Dave Angell: What has the SPIDER Work Group produced today?
Ryan Quint: This has actually been one of the busiest, most productive and largest NERC technical groups that we've had in the recent past, I'd say with, I'd say, 200 or 300 members. Not everyone is extremely active, but a lot of observers, a lot of participants, and a lot of people are very interested. So that helps garner a lot of support and engagement in a number of our activities. We really have four subgroups under the SPIDER WG. We have modeling, verification, studies and coordination, and each of those groups has a fairly extensive work plan that boils up to the overall SPIDER WG work plan. In the modeling realm, we've published some reliability guidelines on the use of the some of the dynamic models, particularly the DERA dynamic model used to represent aggregate amounts of DERs for even larger utility scale DERs, is what we refer to them. So really, we've developed some guidelines around the framework for modeling DERs and planning studies in the study space realm, the dynamics realm, etc. Also, the purpose of today's discussion is on this DER data collection guideline and how we can gather data or should be gathering data for the purposes of executing planning assessments at the bulk power system. And then we've been working on other things like a survey and things like that. In this verification group, they're still working on some relevant activities. They haven't published anything to date, but they have an interesting guideline in the works related to verification. Studies has put out an assessment on the TPL-1 standard considering do we need to rethink things like system peak load and what we consider to be a generator and the modeling of dynamics?
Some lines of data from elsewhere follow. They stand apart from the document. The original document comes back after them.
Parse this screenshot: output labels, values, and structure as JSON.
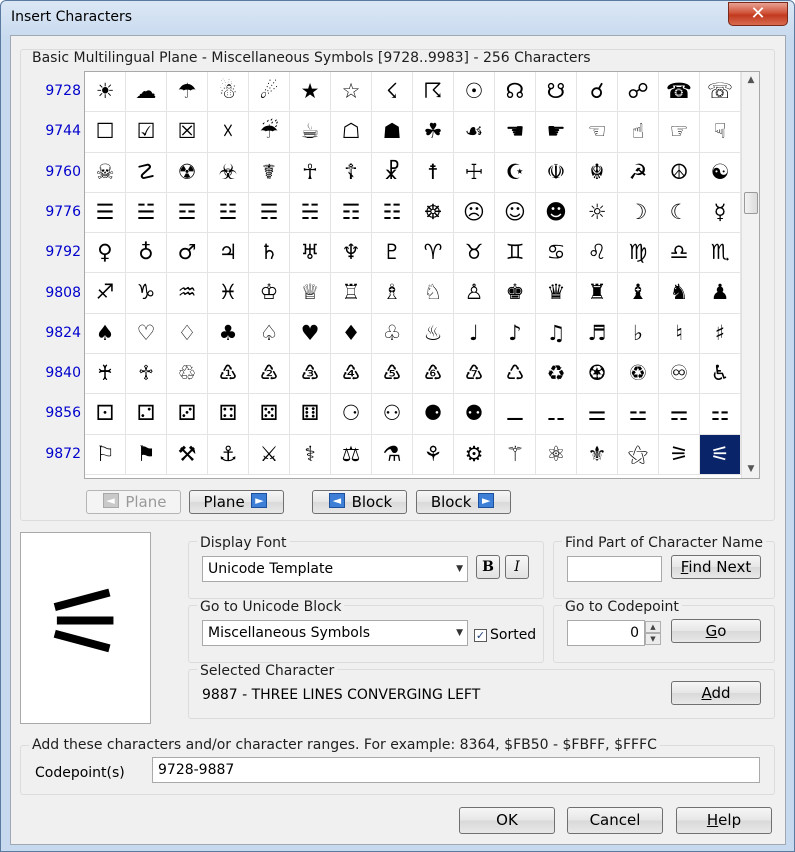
{
  "window": {
    "title": "Insert Characters",
    "close_glyph": "✕"
  },
  "char_panel": {
    "group_label": "Basic Multilingual Plane - Miscellaneous Symbols [9728..9983] - 256 Characters",
    "row_labels": [
      "9728",
      "9744",
      "9760",
      "9776",
      "9792",
      "9808",
      "9824",
      "9840",
      "9856",
      "9872"
    ],
    "glyph_rows": [
      [
        "☀",
        "☁",
        "☂",
        "☃",
        "☄",
        "★",
        "☆",
        "☇",
        "☈",
        "☉",
        "☊",
        "☋",
        "☌",
        "☍",
        "☎",
        "☏"
      ],
      [
        "☐",
        "☑",
        "☒",
        "☓",
        "☔",
        "☕",
        "☖",
        "☗",
        "☘",
        "☙",
        "☚",
        "☛",
        "☜",
        "☝",
        "☞",
        "☟"
      ],
      [
        "☠",
        "☡",
        "☢",
        "☣",
        "☤",
        "☥",
        "☦",
        "☧",
        "☨",
        "☩",
        "☪",
        "☫",
        "☬",
        "☭",
        "☮",
        "☯"
      ],
      [
        "☰",
        "☱",
        "☲",
        "☳",
        "☴",
        "☵",
        "☶",
        "☷",
        "☸",
        "☹",
        "☺",
        "☻",
        "☼",
        "☽",
        "☾",
        "☿"
      ],
      [
        "♀",
        "♁",
        "♂",
        "♃",
        "♄",
        "♅",
        "♆",
        "♇",
        "♈",
        "♉",
        "♊",
        "♋",
        "♌",
        "♍",
        "♎",
        "♏"
      ],
      [
        "♐",
        "♑",
        "♒",
        "♓",
        "♔",
        "♕",
        "♖",
        "♗",
        "♘",
        "♙",
        "♚",
        "♛",
        "♜",
        "♝",
        "♞",
        "♟"
      ],
      [
        "♠",
        "♡",
        "♢",
        "♣",
        "♤",
        "♥",
        "♦",
        "♧",
        "♨",
        "♩",
        "♪",
        "♫",
        "♬",
        "♭",
        "♮",
        "♯"
      ],
      [
        "♰",
        "♱",
        "♲",
        "♳",
        "♴",
        "♵",
        "♶",
        "♷",
        "♸",
        "♹",
        "♺",
        "♻",
        "♼",
        "♽",
        "♾",
        "♿"
      ],
      [
        "⚀",
        "⚁",
        "⚂",
        "⚃",
        "⚄",
        "⚅",
        "⚆",
        "⚇",
        "⚈",
        "⚉",
        "⚊",
        "⚋",
        "⚌",
        "⚍",
        "⚎",
        "⚏"
      ],
      [
        "⚐",
        "⚑",
        "⚒",
        "⚓",
        "⚔",
        "⚕",
        "⚖",
        "⚗",
        "⚘",
        "⚙",
        "⚚",
        "⚛",
        "⚜",
        "⚝",
        "⚞",
        "⚟"
      ]
    ],
    "selected_glyph": "⚟",
    "scroll_up": "▲",
    "scroll_down": "▼",
    "nav": {
      "prev_plane": "Plane",
      "next_plane": "Plane",
      "prev_block": "Block",
      "next_block": "Block",
      "left_arrow": "◄",
      "right_arrow": "►"
    }
  },
  "preview": {
    "glyph": "⚟"
  },
  "display_font": {
    "group_label": "Display Font",
    "value": "Unicode Template",
    "bold": "B",
    "italic": "I"
  },
  "find_name": {
    "group_label": "Find Part of Character Name",
    "value": "",
    "button": "Find Next"
  },
  "unicode_block": {
    "group_label": "Go to Unicode Block",
    "value": "Miscellaneous Symbols",
    "sorted_label": "Sorted",
    "sorted_checked": true
  },
  "codepoint_goto": {
    "group_label": "Go to Codepoint",
    "value": "0",
    "button": "Go"
  },
  "selected_char": {
    "group_label": "Selected Character",
    "text": "9887 - THREE LINES CONVERGING LEFT",
    "button": "Add"
  },
  "add_chars": {
    "group_label": "Add these characters and/or character ranges. For example: 8364, $FB50 - $FBFF, $FFFC",
    "field_label": "Codepoint(s)",
    "value": "9728-9887"
  },
  "footer": {
    "ok": "OK",
    "cancel": "Cancel",
    "help": "Help"
  },
  "colors": {
    "selected_cell_bg": "#0a246a",
    "row_label": "#0000cc"
  }
}
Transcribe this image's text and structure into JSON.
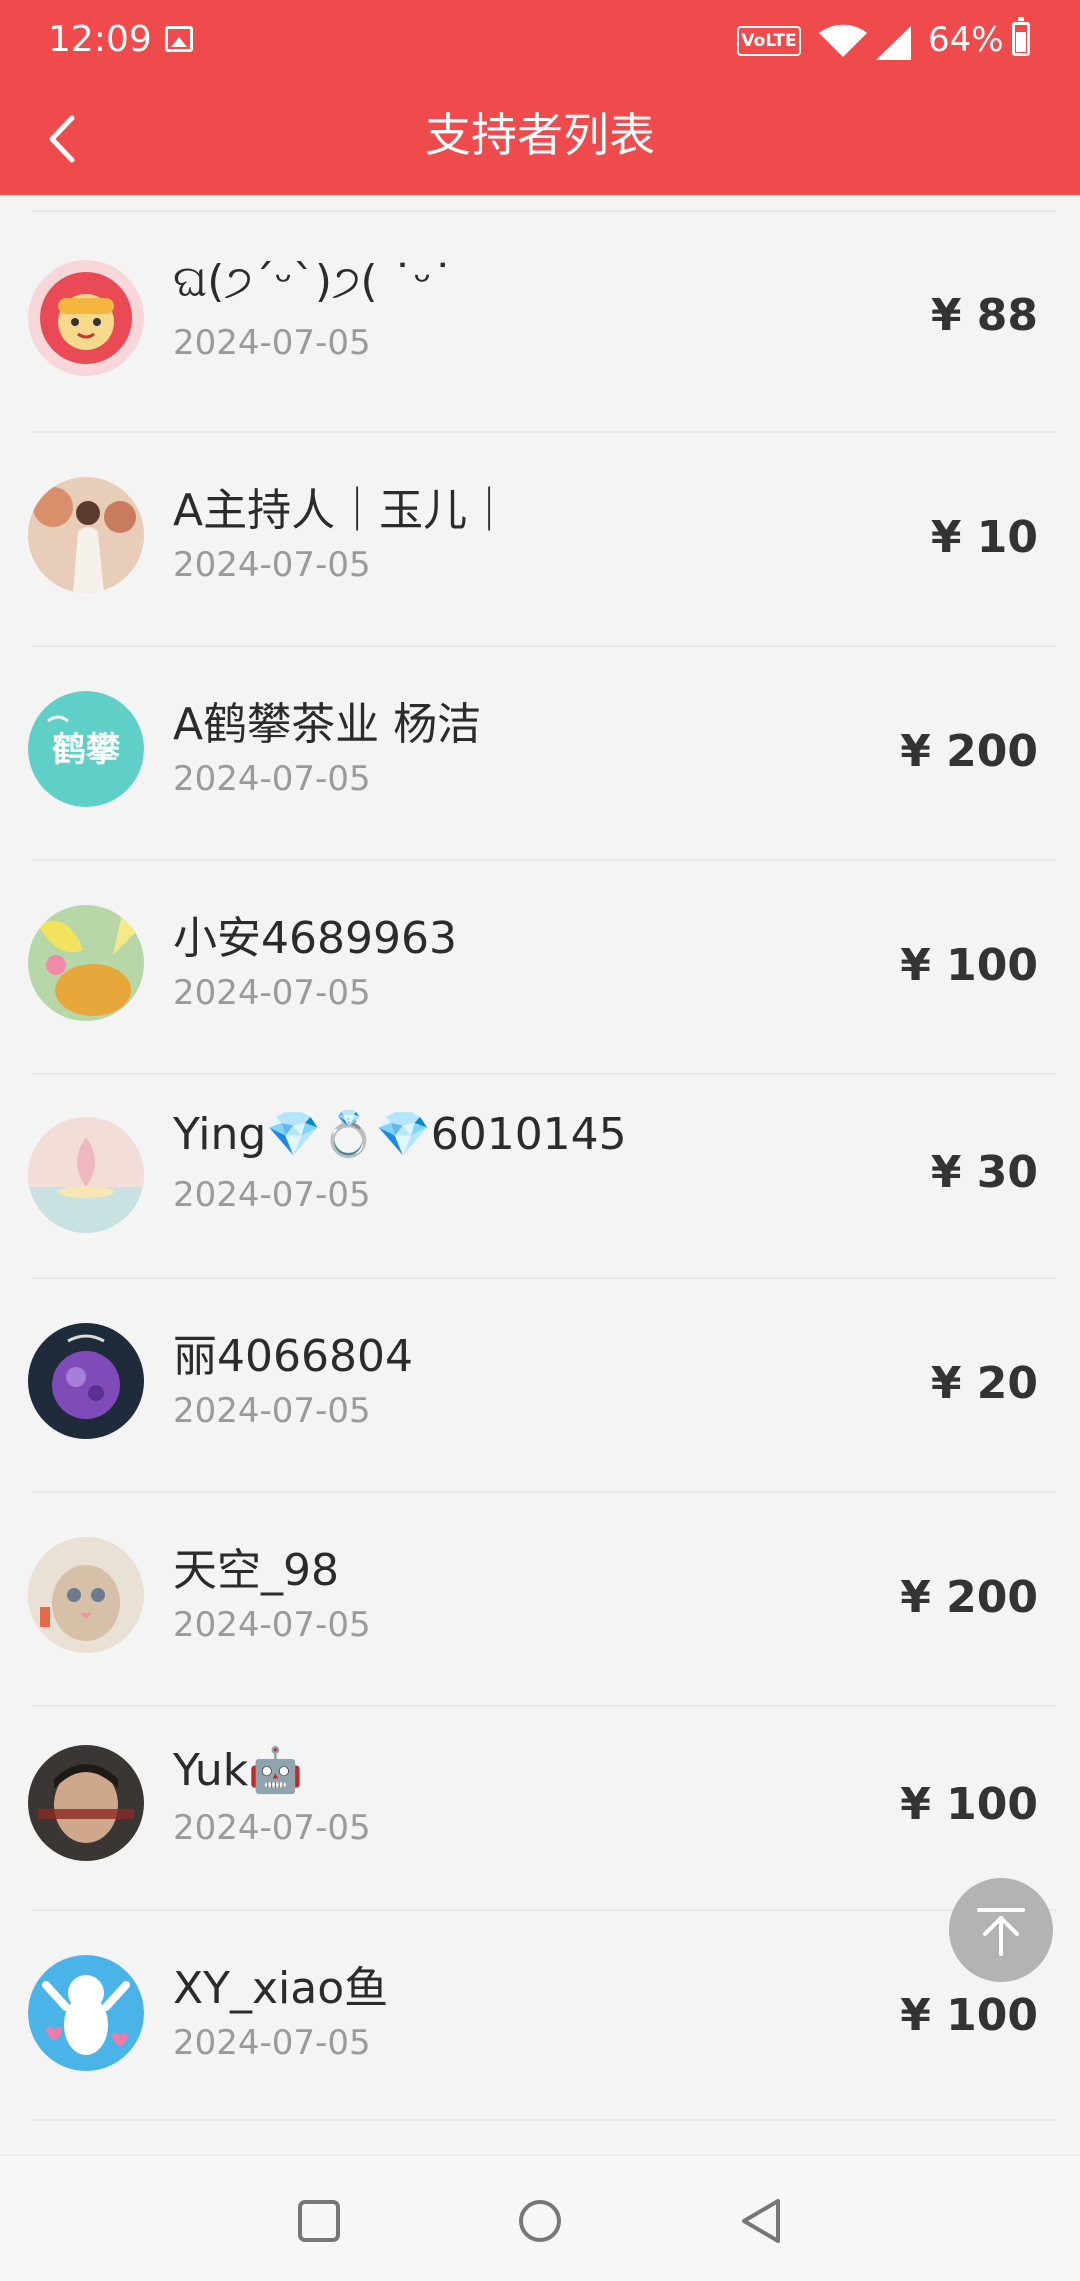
{
  "status_bar": {
    "time": "12:09",
    "network_badge": "VoLTE",
    "battery": "64%",
    "icons": [
      "gallery-icon",
      "wifi-icon",
      "signal-icon",
      "battery-icon"
    ]
  },
  "header": {
    "title": "支持者列表",
    "back_icon": "chevron-left-icon"
  },
  "supporters": [
    {
      "name": "ଘ(੭ˊᵕˋ)੭( ˙ᵕ˙ ",
      "date": "2024-07-05",
      "amount": "¥ 88"
    },
    {
      "name": "A主持人｜玉儿｜",
      "date": "2024-07-05",
      "amount": "¥ 10"
    },
    {
      "name": "A鹤攀茶业 杨洁",
      "date": "2024-07-05",
      "amount": "¥ 200"
    },
    {
      "name": "小安4689963",
      "date": "2024-07-05",
      "amount": "¥ 100"
    },
    {
      "name": "Ying💎💍💎6010145",
      "date": "2024-07-05",
      "amount": "¥ 30"
    },
    {
      "name": "丽4066804",
      "date": "2024-07-05",
      "amount": "¥ 20"
    },
    {
      "name": "天空_98",
      "date": "2024-07-05",
      "amount": "¥ 200"
    },
    {
      "name": "Yuk🤖",
      "date": "2024-07-05",
      "amount": "¥ 100"
    },
    {
      "name": "XY_xiao鱼",
      "date": "2024-07-05",
      "amount": "¥ 100"
    }
  ],
  "avatar_logo_text": "鹤攀",
  "scroll_top_icon": "arrow-up-to-top-icon",
  "nav": {
    "icons": [
      "recent-apps-icon",
      "home-icon",
      "back-icon"
    ]
  },
  "colors": {
    "header": "#ef4b4c",
    "background": "#f4f4f4",
    "amount": "#333333",
    "date": "#9a9a9a"
  }
}
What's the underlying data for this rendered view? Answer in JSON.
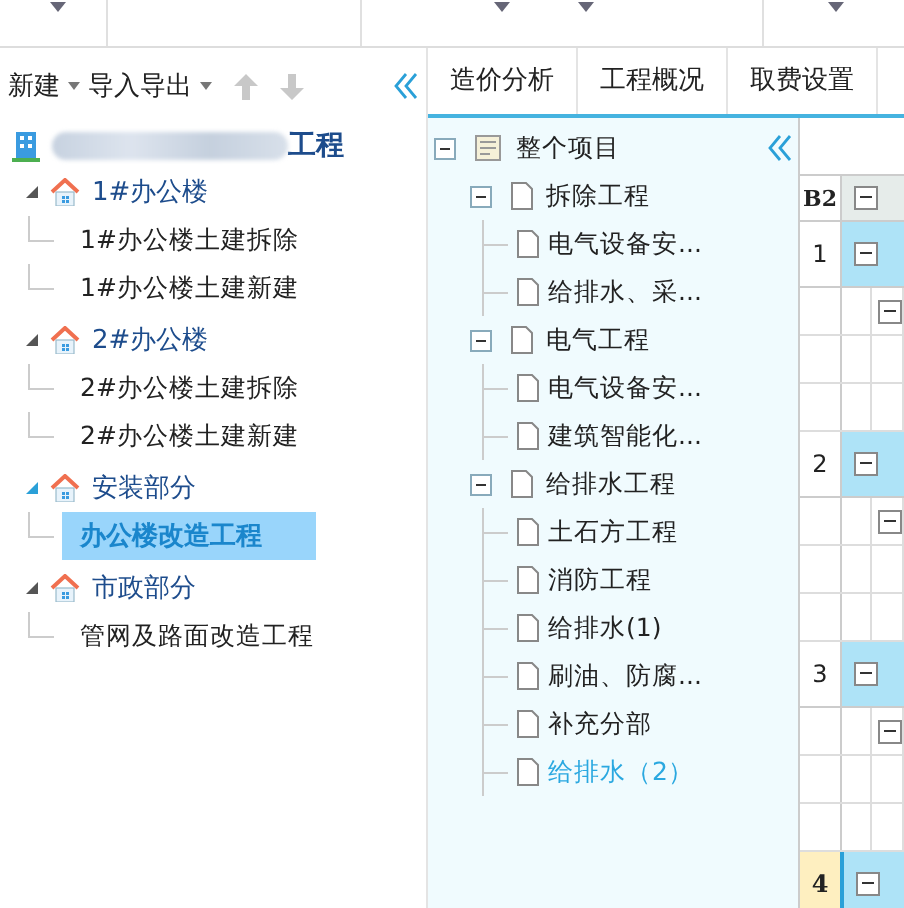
{
  "left_toolbar": {
    "new_menu": "新建",
    "import_export_menu": "导入导出"
  },
  "project_root": {
    "label": "工程"
  },
  "left_tree": [
    {
      "label": "1#办公楼",
      "expanded": true,
      "children": [
        {
          "label": "1#办公楼土建拆除",
          "selected": false
        },
        {
          "label": "1#办公楼土建新建",
          "selected": false
        }
      ]
    },
    {
      "label": "2#办公楼",
      "expanded": true,
      "children": [
        {
          "label": "2#办公楼土建拆除",
          "selected": false
        },
        {
          "label": "2#办公楼土建新建",
          "selected": false
        }
      ]
    },
    {
      "label": "安装部分",
      "expanded": true,
      "children": [
        {
          "label": "办公楼改造工程",
          "selected": true
        }
      ]
    },
    {
      "label": "市政部分",
      "expanded": true,
      "children": [
        {
          "label": "管网及路面改造工程",
          "selected": false
        }
      ]
    }
  ],
  "tabs": [
    {
      "label": "造价分析",
      "selected": false
    },
    {
      "label": "工程概况",
      "selected": false
    },
    {
      "label": "取费设置",
      "selected": false
    }
  ],
  "project_tree": {
    "label": "整个项目",
    "expanded": true,
    "children": [
      {
        "label": "拆除工程",
        "expanded": true,
        "children": [
          {
            "label": "电气设备安...",
            "selected": false
          },
          {
            "label": "给排水、采...",
            "selected": false
          }
        ]
      },
      {
        "label": "电气工程",
        "expanded": true,
        "children": [
          {
            "label": "电气设备安...",
            "selected": false
          },
          {
            "label": "建筑智能化...",
            "selected": false
          }
        ]
      },
      {
        "label": "给排水工程",
        "expanded": true,
        "children": [
          {
            "label": "土石方工程",
            "selected": false
          },
          {
            "label": "消防工程",
            "selected": false
          },
          {
            "label": "给排水(1)",
            "selected": false
          },
          {
            "label": "刷油、防腐...",
            "selected": false
          },
          {
            "label": "补充分部",
            "selected": false
          },
          {
            "label": "给排水（2）",
            "selected": true
          }
        ]
      }
    ]
  },
  "grid": {
    "corner": "B2",
    "rows": [
      {
        "number": "1",
        "selected": false
      },
      {
        "number": "2",
        "selected": false
      },
      {
        "number": "3",
        "selected": false
      },
      {
        "number": "4",
        "selected": true
      }
    ]
  }
}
For example, do we need to consider the dynamic nature of DERs? I think we'll get into that a little bit later, have a discussion here, as well as a review and actually a standard authorization request for MOD-032 around updating that standard to cover the facilitation of aggregate amounts of DER data for the purposes of planning assessment.
It's really that first step in making sure that we can facilitate that data transfer and then this guideline I'm talking about today is really intended to get into the details around what those requirements, that each DP and PCR are already required to develop, could look like particularly around DERs.
The coordination group has developed a working document around our definition of DER, which I think is important because everyone has a slightly different definition of DER. Ours is any source of electric power connected to the distribution system, and this document really covers what do we mean by distribution system? What do we mean by a source of electric power and things like that?
In SPIDER WG world, we don't consider the load side components to be DERs. Those are loads and we can have load modifiers like demand, response, energy, efficiency, etc. The DERs are a subcomponent of that that really being the sources of electric power, so distributed generation like rooftop solar, utility scale solar, very small wind farms, for example, or even synchronous DERs like trash burners and things like that.
So we can never forget that there are already existing small DERs out there that are likely synchronous like maybe even run over hydro and things like that. There's a bunch of things in the works, but that really is an overview of what SPIDER WG has done today.
Dave Angell: And also what we can expect for the future, it seems, so plenty of activity. That's very exciting. All right. Why don't we go ahead and drive a little bit more toward these particular guidelines. First question, just with the SPIDER Work Group, now what was the development timeline for this guideline?
Ryan Quint: The guideline has really been a work in progress for about a year or so, maybe even a little bit longer. We initially dove right into the concept of MOD-032 potentially needing to be updated and we had some really good discussions in SPIDER WG work group meetings, conference calls, etc., to highlight that there's a need for this information.
Some utilities really rely on MOD-032 as the venue for facilitating that data transfer between the distribution provider and the transition planner, planning coordinator. Other entities use other mechanisms particularly ISOs, in particular, likely have market rules and things like that that they take this already.
But some entities were very adamant about saying, "We need this information," and we use MOD-032 as our justification for making sure we get the right data. And so along those lines, we knew that we would have to go deeper in developing really clear, engineering level recommendations around what does it mean to gather aggregate amounts of DER data for the purposes of planning studies? So we published this guideline in September of this year and it was really about a year in the making.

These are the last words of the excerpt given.